When a software needs to write to its own directory in /opt/exampleapp, a common pattern is to use a symbolic link to redirect to, for example, /var for operations such as log files:

RUN rmdir /opt/exampleapp/logs && ln -sr /var/log/exampleapp /opt/exampleapp/logs

Optionally, you can configure the systemd unit to launch the service to do these mounts dynamically. For example:

BindPaths=/var/log/exampleapp:/opt/exampleapp/logs
Enabling transient root
To enable a fully transient writable rootfs by default, set the following option in prepare-root.conf.
[root]
transient = true

This enables a software to transiently writes to /opt, with symlinks to /var for content that must persist.

6.2. Version selection and bootup

Image mode for RHEL uses GRUB by default, with exception to s390x architectures.

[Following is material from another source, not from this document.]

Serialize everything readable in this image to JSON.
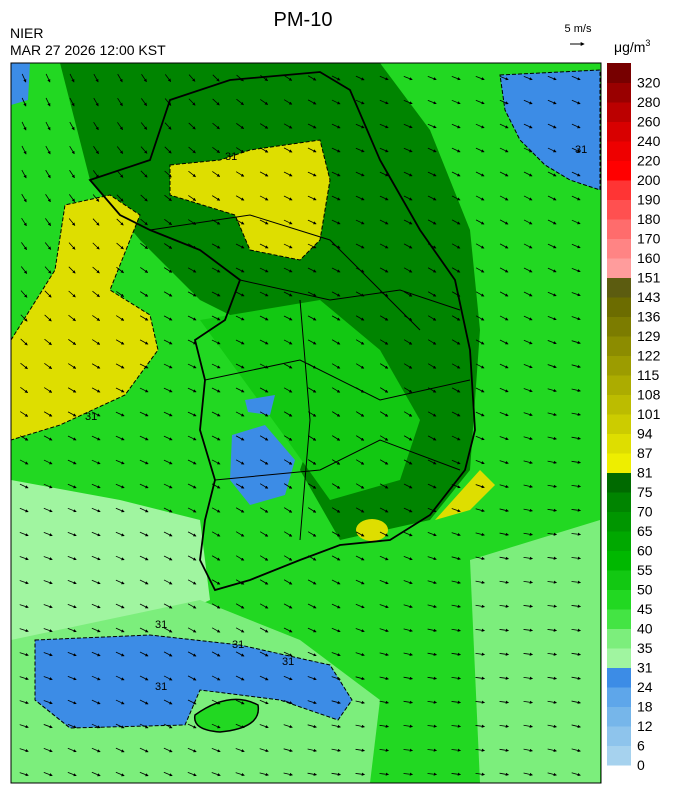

Each version of image mode for RHEL currently available on a system has a menu entry.

The menu entry references an OSTree deployment which consists of a Linux kernel, an initramfs and a hash linking to an OSTree commit, that you can pass by using the ostree=kernel argument.

During bootup, OSTree reads the kernel argument to determine which deployment to use as the root filesystem. Each update or change to the system, such as package installation, addition of kernel arguments, creates a new deployment.

This enables rolling back to a previous deployment if the update causes problems.